Potential targets of Cdk1.

The target(s) responsible for the observed Cdk-dependent regulation of replication is likely to be a component(s) of the replication machinery. One candidate is the B subunit of pol α-primase (p86), which may be the regulatory subunit of the complex (11, 13, 28, 56). The population of p86 that is newly synthesized at G₁/S, becomes modified in late S phase, while the “maternal” p86 is phosphorylated in early S phase. Both populations are dephosphorylated as cells exit mitosis. Intriguingly, it was recently reported that the phosphorylation of yeast p86 is dependent on the CDC28 gene product (13, 27), much like the Cdk-dependent phosphorylation of p68, the mammalian equivalent of p86. Phosphopeptide maps of p68 from cells blocked at G₁/S or in late S are similar to those produced by CycE-Cdk2 or CycA-Cdk2 phosphorylation in vitro (67a).
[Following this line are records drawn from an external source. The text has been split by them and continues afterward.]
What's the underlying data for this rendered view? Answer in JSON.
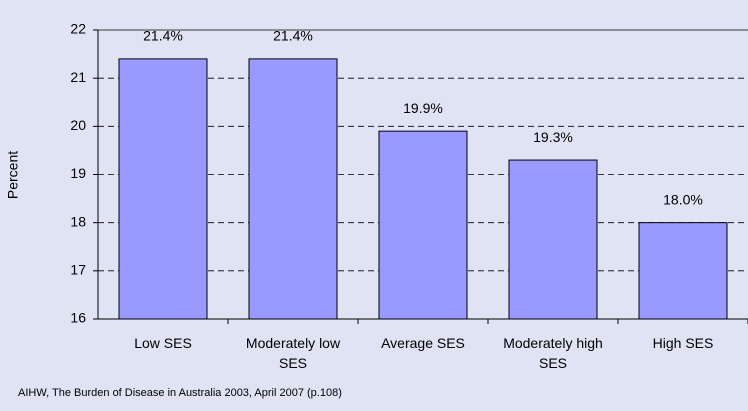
{
  "chart_data": {
    "type": "bar",
    "y_label": "Percent",
    "categories": [
      "Low SES",
      "Moderately low SES",
      "Average SES",
      "Moderately high SES",
      "High SES"
    ],
    "values": [
      21.4,
      21.4,
      19.9,
      19.3,
      18.0
    ],
    "value_labels": [
      "21.4%",
      "21.4%",
      "19.9%",
      "19.3%",
      "18.0%"
    ],
    "color": "#9999ff",
    "ylim": [
      16,
      22
    ],
    "yticks": [
      16,
      17,
      18,
      19,
      20,
      21,
      22
    ],
    "grid": true,
    "source": "AIHW, The Burden of Disease in Australia 2003, April 2007 (p.108)"
  }
}
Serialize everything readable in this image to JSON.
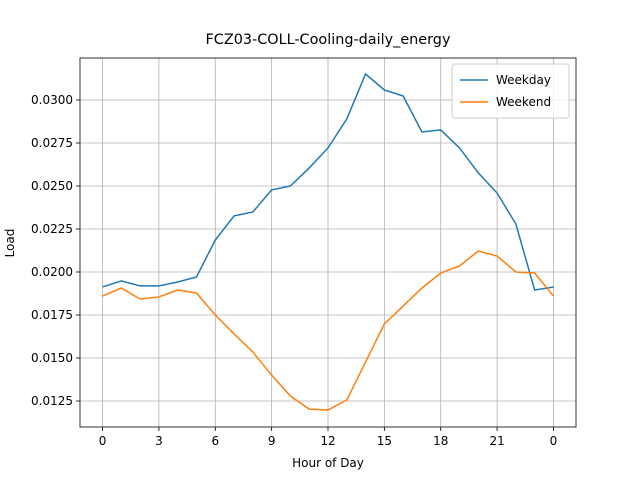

In vitro analyses of the effects of pol α-primase phosphorylation on SV40 replication have indicated that modification by CycE-Cdk2 stimulates the primase activity of the complex, whereas modification of additional sites by CycA-Cdk2 inhibits pol α activity (67a, 68). Our observation that low levels of exogenously added Clb-Cdk1 kinase activates replication, while higher levels can repress it, is interesting in light of these studies on mammalian pol α. Low levels of Clb-Cdk1 kinase activity in early S phase may release pol α-primase from the potentially inhibitory p86 subunit, while high levels may interfere with the binding of the complex to chromatin (13). Alternatively, Clb-Cdk1 kinase may promote the association of Cdc45p and pol α (44, 69). If Cdc45p is capable of associating with DNA in the absence of a pre-RC, this Cdc45p–pol-α-primase interaction could account for the increased replication that we observed in our in vitro system upon the addition of Clb-Cdk1. The soluble replication system described here is an excellent tool for testing these hypotheses.
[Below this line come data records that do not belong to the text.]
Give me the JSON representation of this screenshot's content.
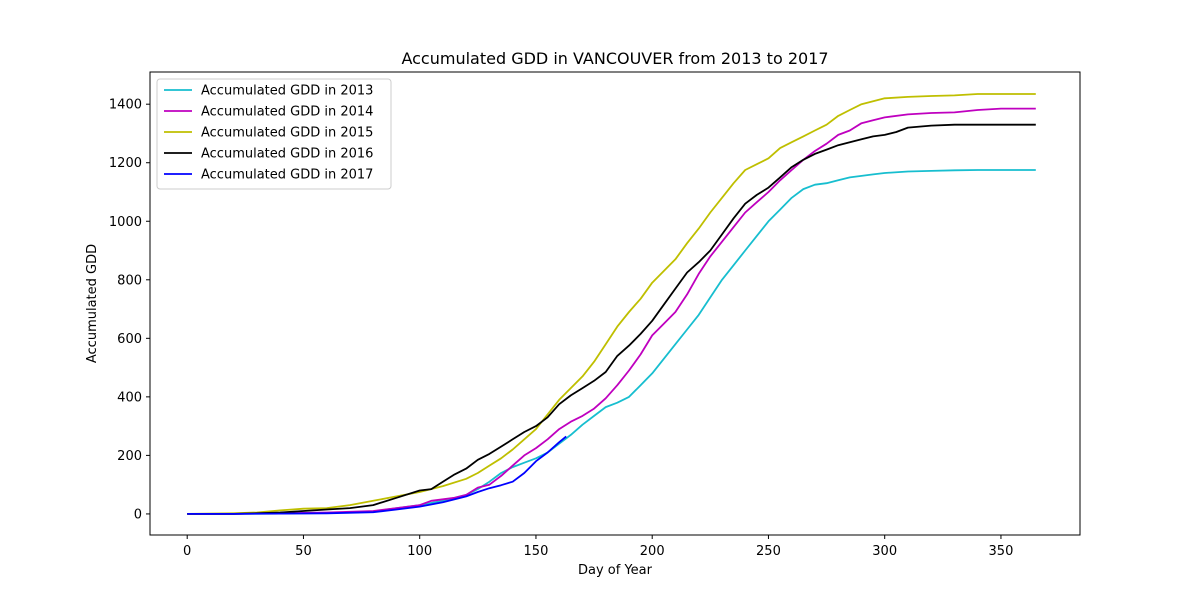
{
  "chart_data": {
    "type": "line",
    "title": "Accumulated GDD in  VANCOUVER from 2013 to 2017",
    "xlabel": "Day of Year",
    "ylabel": "Accumulated GDD",
    "xlim": [
      -16,
      384
    ],
    "ylim": [
      -72,
      1510
    ],
    "x_ticks": [
      0,
      50,
      100,
      150,
      200,
      250,
      300,
      350
    ],
    "y_ticks": [
      0,
      200,
      400,
      600,
      800,
      1000,
      1200,
      1400
    ],
    "grid": false,
    "legend_position": "upper-left",
    "series": [
      {
        "name": "Accumulated GDD in 2013",
        "color": "#17becf",
        "points": [
          [
            0,
            0
          ],
          [
            20,
            0
          ],
          [
            40,
            1
          ],
          [
            60,
            3
          ],
          [
            80,
            8
          ],
          [
            90,
            20
          ],
          [
            100,
            30
          ],
          [
            110,
            45
          ],
          [
            120,
            65
          ],
          [
            125,
            85
          ],
          [
            130,
            110
          ],
          [
            135,
            140
          ],
          [
            140,
            160
          ],
          [
            145,
            175
          ],
          [
            150,
            190
          ],
          [
            155,
            210
          ],
          [
            160,
            240
          ],
          [
            165,
            270
          ],
          [
            170,
            305
          ],
          [
            175,
            335
          ],
          [
            180,
            365
          ],
          [
            185,
            380
          ],
          [
            190,
            400
          ],
          [
            195,
            440
          ],
          [
            200,
            480
          ],
          [
            205,
            530
          ],
          [
            210,
            580
          ],
          [
            215,
            630
          ],
          [
            220,
            680
          ],
          [
            225,
            740
          ],
          [
            230,
            800
          ],
          [
            235,
            850
          ],
          [
            240,
            900
          ],
          [
            245,
            950
          ],
          [
            250,
            1000
          ],
          [
            255,
            1040
          ],
          [
            260,
            1080
          ],
          [
            265,
            1110
          ],
          [
            270,
            1125
          ],
          [
            275,
            1130
          ],
          [
            280,
            1140
          ],
          [
            285,
            1150
          ],
          [
            290,
            1155
          ],
          [
            295,
            1160
          ],
          [
            300,
            1165
          ],
          [
            310,
            1170
          ],
          [
            320,
            1172
          ],
          [
            330,
            1174
          ],
          [
            340,
            1175
          ],
          [
            350,
            1175
          ],
          [
            365,
            1175
          ]
        ]
      },
      {
        "name": "Accumulated GDD in 2014",
        "color": "#bf00bf",
        "points": [
          [
            0,
            0
          ],
          [
            20,
            0
          ],
          [
            40,
            2
          ],
          [
            60,
            5
          ],
          [
            80,
            10
          ],
          [
            90,
            20
          ],
          [
            100,
            30
          ],
          [
            105,
            45
          ],
          [
            110,
            50
          ],
          [
            115,
            55
          ],
          [
            120,
            65
          ],
          [
            125,
            90
          ],
          [
            130,
            100
          ],
          [
            135,
            130
          ],
          [
            140,
            165
          ],
          [
            145,
            200
          ],
          [
            150,
            225
          ],
          [
            155,
            255
          ],
          [
            160,
            290
          ],
          [
            165,
            315
          ],
          [
            170,
            335
          ],
          [
            175,
            360
          ],
          [
            180,
            395
          ],
          [
            185,
            440
          ],
          [
            190,
            490
          ],
          [
            195,
            545
          ],
          [
            200,
            610
          ],
          [
            205,
            650
          ],
          [
            210,
            690
          ],
          [
            215,
            750
          ],
          [
            220,
            820
          ],
          [
            225,
            880
          ],
          [
            230,
            930
          ],
          [
            235,
            980
          ],
          [
            240,
            1030
          ],
          [
            245,
            1065
          ],
          [
            250,
            1100
          ],
          [
            255,
            1140
          ],
          [
            260,
            1175
          ],
          [
            265,
            1210
          ],
          [
            270,
            1240
          ],
          [
            275,
            1265
          ],
          [
            280,
            1295
          ],
          [
            285,
            1310
          ],
          [
            290,
            1335
          ],
          [
            295,
            1345
          ],
          [
            300,
            1355
          ],
          [
            310,
            1365
          ],
          [
            320,
            1370
          ],
          [
            330,
            1372
          ],
          [
            340,
            1380
          ],
          [
            350,
            1385
          ],
          [
            365,
            1385
          ]
        ]
      },
      {
        "name": "Accumulated GDD in 2015",
        "color": "#bfbf00",
        "points": [
          [
            0,
            0
          ],
          [
            20,
            2
          ],
          [
            30,
            5
          ],
          [
            40,
            12
          ],
          [
            50,
            18
          ],
          [
            60,
            20
          ],
          [
            70,
            30
          ],
          [
            80,
            45
          ],
          [
            90,
            60
          ],
          [
            100,
            75
          ],
          [
            110,
            95
          ],
          [
            120,
            120
          ],
          [
            125,
            140
          ],
          [
            130,
            165
          ],
          [
            135,
            190
          ],
          [
            140,
            220
          ],
          [
            145,
            255
          ],
          [
            150,
            290
          ],
          [
            155,
            340
          ],
          [
            160,
            390
          ],
          [
            165,
            430
          ],
          [
            170,
            470
          ],
          [
            175,
            520
          ],
          [
            180,
            580
          ],
          [
            185,
            640
          ],
          [
            190,
            690
          ],
          [
            195,
            735
          ],
          [
            200,
            790
          ],
          [
            205,
            830
          ],
          [
            210,
            870
          ],
          [
            215,
            925
          ],
          [
            220,
            975
          ],
          [
            225,
            1030
          ],
          [
            230,
            1080
          ],
          [
            235,
            1130
          ],
          [
            240,
            1175
          ],
          [
            245,
            1195
          ],
          [
            250,
            1215
          ],
          [
            255,
            1250
          ],
          [
            260,
            1270
          ],
          [
            265,
            1290
          ],
          [
            270,
            1310
          ],
          [
            275,
            1330
          ],
          [
            280,
            1360
          ],
          [
            285,
            1380
          ],
          [
            290,
            1400
          ],
          [
            295,
            1410
          ],
          [
            300,
            1420
          ],
          [
            310,
            1425
          ],
          [
            320,
            1428
          ],
          [
            330,
            1430
          ],
          [
            340,
            1435
          ],
          [
            350,
            1435
          ],
          [
            365,
            1435
          ]
        ]
      },
      {
        "name": "Accumulated GDD in 2016",
        "color": "#000000",
        "points": [
          [
            0,
            0
          ],
          [
            20,
            0
          ],
          [
            30,
            2
          ],
          [
            40,
            5
          ],
          [
            50,
            10
          ],
          [
            60,
            15
          ],
          [
            70,
            20
          ],
          [
            80,
            30
          ],
          [
            90,
            55
          ],
          [
            100,
            80
          ],
          [
            105,
            85
          ],
          [
            110,
            110
          ],
          [
            115,
            135
          ],
          [
            120,
            155
          ],
          [
            125,
            185
          ],
          [
            130,
            205
          ],
          [
            135,
            230
          ],
          [
            140,
            255
          ],
          [
            145,
            280
          ],
          [
            150,
            300
          ],
          [
            155,
            330
          ],
          [
            160,
            375
          ],
          [
            165,
            405
          ],
          [
            170,
            430
          ],
          [
            175,
            455
          ],
          [
            180,
            485
          ],
          [
            185,
            540
          ],
          [
            190,
            575
          ],
          [
            195,
            615
          ],
          [
            200,
            660
          ],
          [
            205,
            715
          ],
          [
            210,
            770
          ],
          [
            215,
            825
          ],
          [
            220,
            860
          ],
          [
            225,
            900
          ],
          [
            230,
            955
          ],
          [
            235,
            1010
          ],
          [
            240,
            1060
          ],
          [
            245,
            1090
          ],
          [
            250,
            1115
          ],
          [
            255,
            1150
          ],
          [
            260,
            1185
          ],
          [
            265,
            1210
          ],
          [
            270,
            1230
          ],
          [
            275,
            1245
          ],
          [
            280,
            1260
          ],
          [
            285,
            1270
          ],
          [
            290,
            1280
          ],
          [
            295,
            1290
          ],
          [
            300,
            1295
          ],
          [
            305,
            1305
          ],
          [
            310,
            1320
          ],
          [
            320,
            1327
          ],
          [
            330,
            1330
          ],
          [
            340,
            1330
          ],
          [
            350,
            1330
          ],
          [
            365,
            1330
          ]
        ]
      },
      {
        "name": "Accumulated GDD in 2017",
        "color": "#0000ff",
        "points": [
          [
            0,
            0
          ],
          [
            20,
            0
          ],
          [
            40,
            1
          ],
          [
            60,
            2
          ],
          [
            80,
            6
          ],
          [
            90,
            15
          ],
          [
            100,
            25
          ],
          [
            110,
            40
          ],
          [
            120,
            60
          ],
          [
            125,
            75
          ],
          [
            130,
            88
          ],
          [
            135,
            98
          ],
          [
            140,
            110
          ],
          [
            145,
            140
          ],
          [
            150,
            180
          ],
          [
            155,
            210
          ],
          [
            160,
            245
          ],
          [
            163,
            265
          ]
        ]
      }
    ]
  }
}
The single-strand-binding protein RPA also shows various degrees of phosphorylation through the cell cycle (18) which appear to be mediated by a Cdc2-type kinase (24). In yeast, the p32 subunit is phosphorylated at the G₁/S boundary and dephosphorylated at the G₂/M boundary (18), although the physiological relevance of these modifications is unknown.
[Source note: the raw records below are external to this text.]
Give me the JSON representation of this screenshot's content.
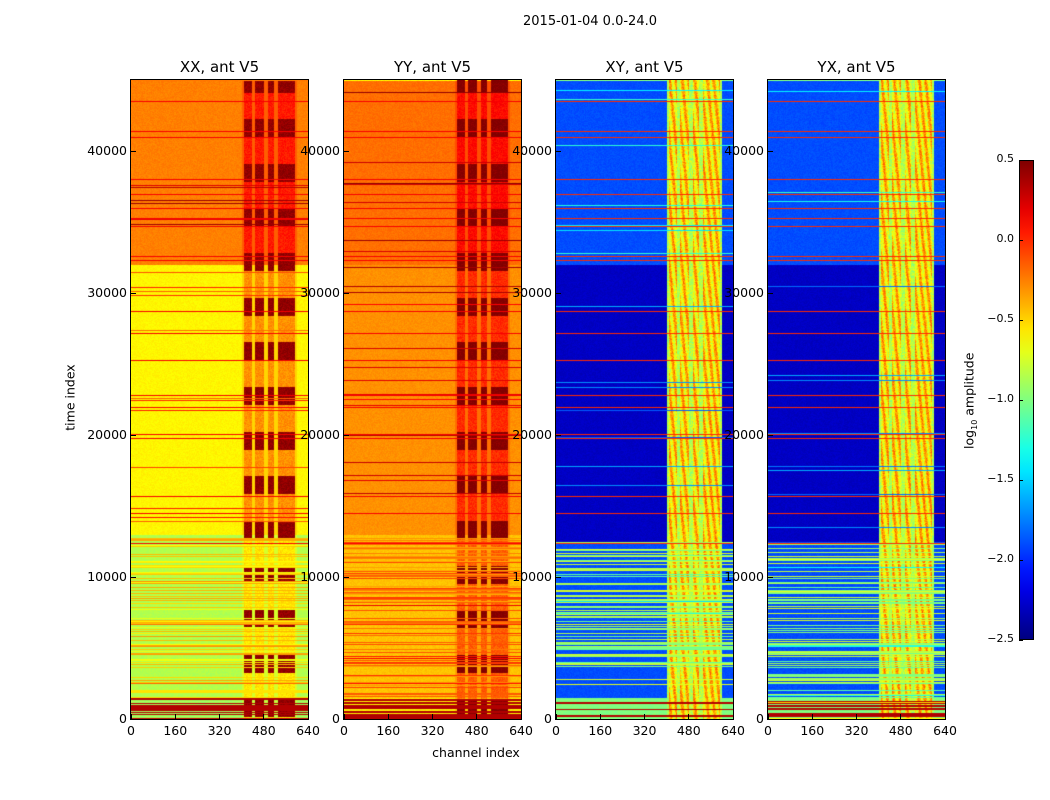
{
  "chart_data": {
    "type": "heatmap",
    "title": "2015-01-04 0.0-24.0",
    "xlabel": "channel index",
    "ylabel": "time index",
    "xlim": [
      0,
      640
    ],
    "ylim": [
      0,
      45000
    ],
    "xticks": [
      "0",
      "160",
      "320",
      "480",
      "640"
    ],
    "yticks": [
      "0",
      "10000",
      "20000",
      "30000",
      "40000"
    ],
    "colorbar": {
      "label": "log10 amplitude",
      "label_main": "log",
      "label_sub": "10",
      "label_rest": " amplitude",
      "range": [
        -2.5,
        0.5
      ],
      "ticks": [
        "0.5",
        "0.0",
        "−0.5",
        "−1.0",
        "−1.5",
        "−2.0",
        "−2.5"
      ],
      "colormap": "jet"
    },
    "panels": [
      {
        "title": "XX, ant V5",
        "segments": [
          [
            0,
            1500,
            -0.9
          ],
          [
            1500,
            13000,
            -0.85
          ],
          [
            13000,
            32000,
            -0.6
          ],
          [
            32000,
            45000,
            -0.25
          ]
        ],
        "band_value": 0.15,
        "line_value": 0.15,
        "dense_lines": [
          1500,
          13000,
          -0.5
        ]
      },
      {
        "title": "YY, ant V5",
        "segments": [
          [
            0,
            1500,
            -0.6
          ],
          [
            1500,
            13000,
            -0.45
          ],
          [
            13000,
            32000,
            -0.3
          ],
          [
            32000,
            45000,
            -0.2
          ]
        ],
        "band_value": 0.2,
        "line_value": 0.15,
        "dense_lines": [
          1500,
          13000,
          -0.2
        ]
      },
      {
        "title": "XY, ant V5",
        "segments": [
          [
            0,
            1500,
            -1.0
          ],
          [
            1500,
            12500,
            -1.9
          ],
          [
            12500,
            32000,
            -2.3
          ],
          [
            32000,
            45000,
            -1.9
          ]
        ],
        "band_value": -0.5,
        "line_value": 0.0,
        "dense_lines": [
          1500,
          12500,
          -0.9
        ]
      },
      {
        "title": "YX, ant V5",
        "segments": [
          [
            0,
            1500,
            -1.0
          ],
          [
            1500,
            12500,
            -1.9
          ],
          [
            12500,
            32000,
            -2.3
          ],
          [
            32000,
            45000,
            -1.9
          ]
        ],
        "band_value": -0.5,
        "line_value": 0.0,
        "dense_lines": [
          1500,
          12500,
          -0.9
        ]
      }
    ],
    "band_channels": [
      [
        405,
        435
      ],
      [
        448,
        480
      ],
      [
        492,
        515
      ],
      [
        530,
        590
      ]
    ],
    "bright_line_times": [
      12400,
      14500,
      15700,
      19800,
      20100,
      22000,
      22800,
      25300,
      27200,
      28700,
      32300,
      32600,
      34700,
      35300,
      36000,
      37000,
      38000,
      41000,
      41400,
      43500
    ]
  }
}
Ectopic expression and antisense RNA inhibition studies have shown that cyclins E and A complexed to Cdk2 are essential for the induction of the G₁/S transition in mammalian cells (29, 51, 52, 57). In the SV40 replication system either CycA-Cdk2 or CycB-Cdc2 can function to stimulate T-antigen-dependent replication in vitro (22). When G₁-phase yeast nuclei are used as templates in vitro, the induction of replication can be mediated by either mitotic CycB-Cdc28 kinase or the S-phase Clb-Cdc28 kinase complex (53, 54a). In all these cases, the kinase-dependent stimulation of replication may reflect both a modification of the origin-bound complex and stimulation of elongation events, such as that monitored in our soluble replication system (37; data not shown).

In summary, we have optimized a reliable replication system that is based on yeast nuclear extracts and that shows a dependence on Clb-Cdk1 kinase activity. It should provide a rapid means to identify relevant Clb-Cdk1 kinase targets among replication enzymes and the critical sites of modification on these proteins.